‘I feel liberated’: How young migrants in France produced their own movie

Author: Léa Marchal

This article is by Léa Marchal and is part of Changing the Narrative. Articles in this series are written by student or early-career journalists who took part in The Local’s training course on solutions-focused migration reporting. Find out more about the project here.

In the music academy of Montbéliard, on Saturday afternoon, Joel and Mohamed are playing the rhythm on the drums, Silvestre is recording while Williams is trying to add his vocals on the music.

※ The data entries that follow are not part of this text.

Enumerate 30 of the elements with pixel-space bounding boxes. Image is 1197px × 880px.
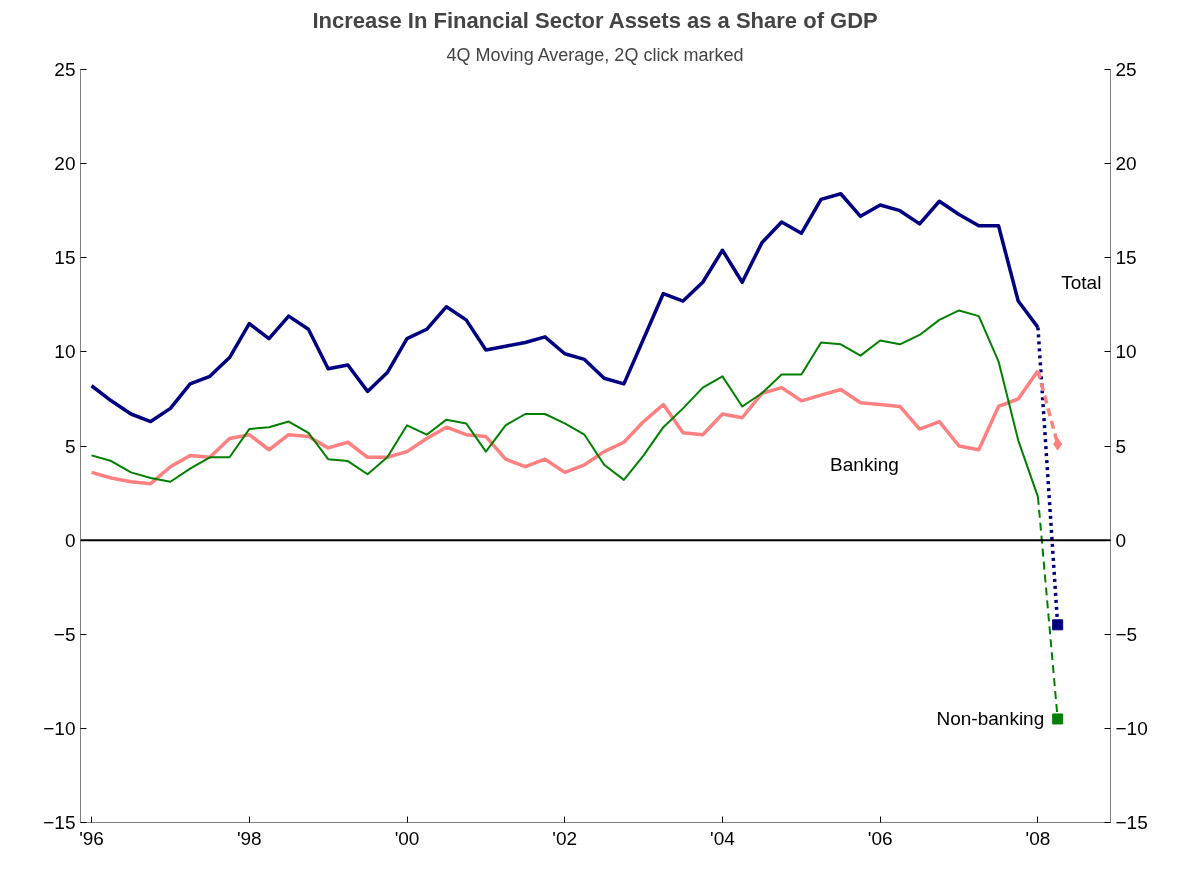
- chart-subtitle: 4Q Moving Average, 2Q click marked: [446, 44, 744, 65]
- y2-tick-label: 25: [1115, 59, 1137, 80]
- x-tick-label: '08: [1025, 827, 1051, 849]
- y-tick-label: 20: [54, 153, 76, 175]
- x-tick-label: '06: [867, 827, 893, 849]
- chart-title: Increase In Financial Sector Assets as a Share of GDP: [312, 7, 878, 33]
- y2-tick-label: 20: [1115, 153, 1137, 175]
- text: Total: [1061, 271, 1102, 293]
- x-tick-label: '96: [79, 827, 104, 849]
- y-tick-label: −15: [43, 812, 76, 833]
- y2-tick-label: −15: [1115, 812, 1148, 833]
- x-tick-label: '04: [710, 827, 736, 849]
- y2-tick-label: −5: [1115, 623, 1138, 645]
- y-tick-label: −5: [53, 623, 76, 645]
- y-tick-label: −10: [43, 717, 76, 739]
- y2-tick-label: −10: [1115, 717, 1148, 739]
- y2-tick-label: 10: [1115, 341, 1137, 363]
- y2-tick-label: 5: [1115, 435, 1127, 457]
- y2-tick-label: 0: [1115, 529, 1127, 551]
- y-tick-label: 15: [54, 247, 76, 269]
- x-tick-label: '98: [236, 827, 262, 849]
- x-tick-label: '02: [552, 827, 578, 849]
- y2-tick-label: 15: [1115, 247, 1137, 269]
- y-tick-label: 0: [64, 529, 76, 551]
- y-tick-label: 10: [54, 341, 76, 363]
- series-label: Non-banking: [936, 708, 1045, 730]
- y-tick-label: 5: [64, 435, 76, 457]
- y-tick-label: 25: [54, 59, 76, 80]
- x-tick-label: '00: [394, 827, 420, 849]
- series-label: Banking: [830, 454, 899, 476]
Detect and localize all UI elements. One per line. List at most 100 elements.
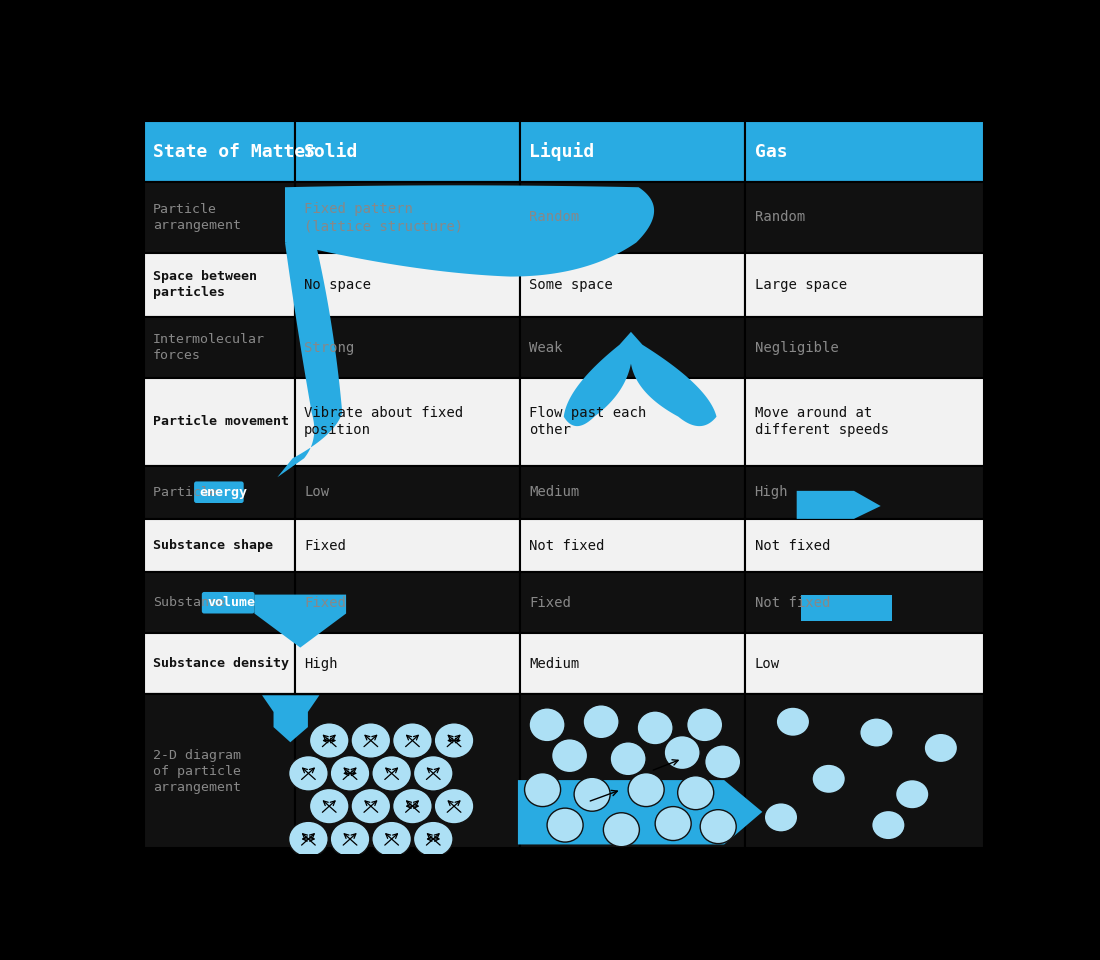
- Bar: [745, 252, 983, 317]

Williams has written a song. And, together with the other boys, he is trying to find the best rhythm to record the better version of it. Joel and Mohamed are not missing an opportunity to try new things with their instrument. The team needs the music for the film they are making with Fabien Guillermont, film director, for the purpose of the workshop they have been doing together since July 2020.

Joel, Mohamed, Silvestre, and Williams have been living in France for more or less a year. They are unaccompanied minors who have been sent to the département of Doubs on the Swiss border and are now under the responsibility of the children protection centre Grange-la-Dame in Montbéliard.

The centre is in charge of 70 children who are either subject to social services or children who arrive in France without a parent or guardian.

There are currently 40 unaccompanied minors, all boys from the African continent. In 2019, 16,760 unaccompanied minors arrived in France. Ninety-five percent of them are boys and they are mostly aged between 15 and 18 years old.